Other aspects of the project include a seasonal float or jetty which boaters can tie up to while parking their vehicles and to help with embarking and disembarking their boats, accessible washrooms and picnic tables.

But Mayor Walter Jakeway said he expected to see more.

“I’m disappointed the vision is so narrow,” Jakeway said. “I don’t think the Big Rock Boat Ramp site where it is, is where we really want to be. We lost the Tyee Spit boat ramp unceremoniously a few years ago when it was removed with little notice. So our boating community is running low on space.”

Jakeway said the city should broaden its vision and look at other spots around the community where it could build something bigger, with more parking available.

“It doesn’t necessarily have to be that boat ramp, there are other possibilities in the neighbourhood,” Jakeway said “Yes it’s going to cost more but we’ve got to replace a boat ramp that was taken out that was doing a good job. If we’re going to be the Salmon Capital of the World we’ve got (to invest) in boat ramps. Our people are going out through a little sliver of a boat ramp and it’s not good enough.”

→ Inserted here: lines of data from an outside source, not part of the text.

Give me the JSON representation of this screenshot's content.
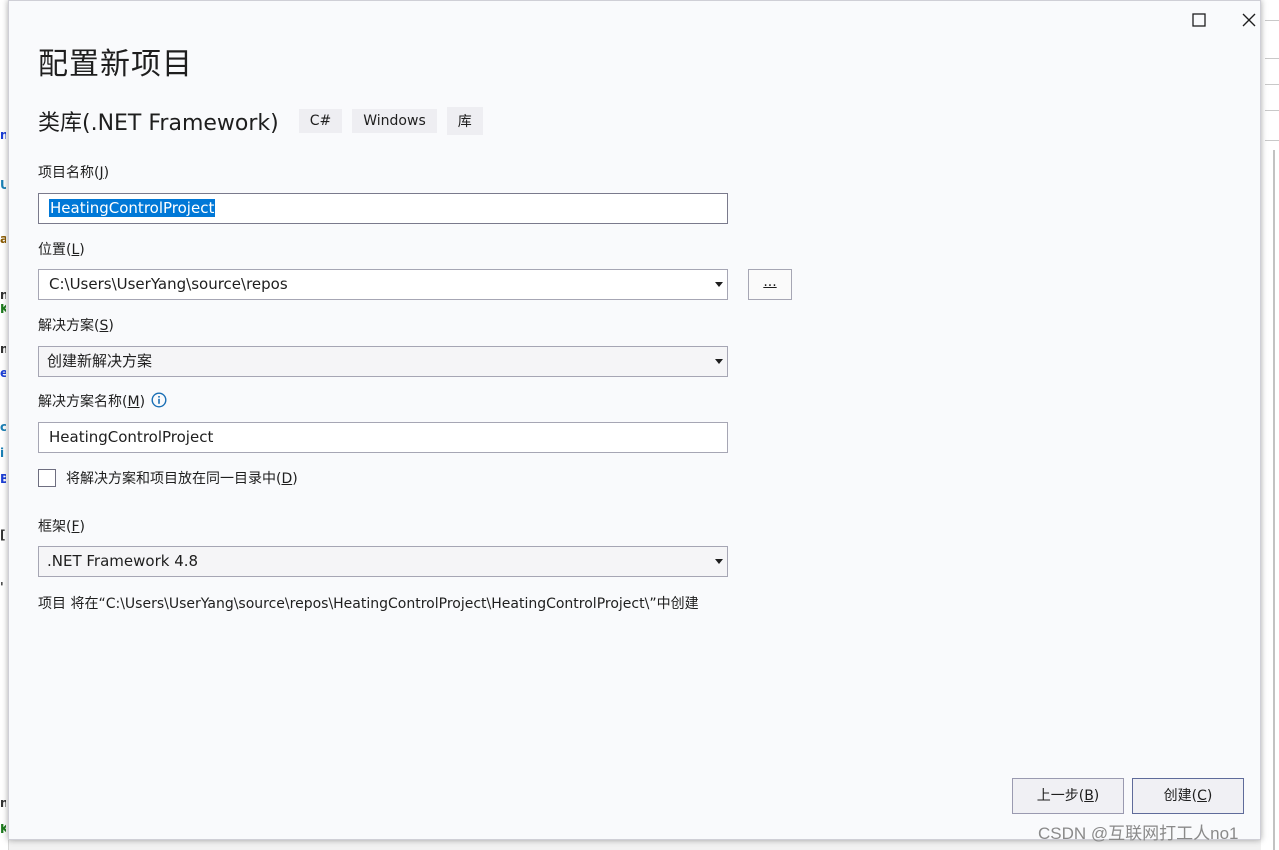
{
  "dialog": {
    "title": "配置新项目",
    "template": {
      "name": "类库(.NET Framework)",
      "tags": [
        "C#",
        "Windows",
        "库"
      ]
    },
    "project_name": {
      "label": "项目名称(",
      "hotkey": "J",
      "label_end": ")",
      "value": "HeatingControlProject"
    },
    "location": {
      "label": "位置(",
      "hotkey": "L",
      "label_end": ")",
      "value": "C:\\Users\\UserYang\\source\\repos",
      "browse_label": "..."
    },
    "solution": {
      "label": "解决方案(",
      "hotkey": "S",
      "label_end": ")",
      "value": "创建新解决方案"
    },
    "solution_name": {
      "label": "解决方案名称(",
      "hotkey": "M",
      "label_end": ")",
      "value": "HeatingControlProject"
    },
    "same_directory": {
      "label": "将解决方案和项目放在同一目录中(",
      "hotkey": "D",
      "label_end": ")",
      "checked": false
    },
    "framework": {
      "label": "框架(",
      "hotkey": "F",
      "label_end": ")",
      "value": ".NET Framework 4.8"
    },
    "path_info": "项目 将在“C:\\Users\\UserYang\\source\\repos\\HeatingControlProject\\HeatingControlProject\\”中创建",
    "buttons": {
      "back": {
        "label": "上一步(",
        "hotkey": "B",
        "label_end": ")"
      },
      "create": {
        "label": "创建(",
        "hotkey": "C",
        "label_end": ")"
      }
    }
  },
  "watermark": "CSDN @互联网打工人no1",
  "colors": {
    "selection": "#0078d7",
    "info_icon": "#1a6fb5",
    "dialog_bg": "#f9fafc"
  }
}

Jakeway was also concerned about parking, which will not be expanded with the construction. Capacity is expected to remain at 20 spaces due to the fact McCallum Park was donated to the city under the condition it be used for park purposes.

“The Big Rock Boat Ramp was full on a monday morning at 10:30, on a Monday morning. What are we going to do on a holiday weekend?” Jakeway said. “What we’re doing is just not big enough. We’re going to spend hundreds of thousands of dollars and not get anything for it.”

Coun. Larry Samson was also concerned that parking was not being expanded and Coun. Ron Kerr asked if the city had looked at other areas nearby that could be turned into a parking lot.

Milnthorp said he would suggest that if properties come up for sale in the area, that council seriously consider purchasing it as an auxiliary space for parking.

The complete design for the boat ramp is expected to be complete in mid-to-late October so there could potentially be some room for change.

The improvements outlined by Milnthorp in his report were generated through a city consultant, parks staff, and a focus group of frequent Big Rock Boat Ramp users working together. A public open house was held to present two schematic designs, followed by a second public open house where the preliminary design was presented.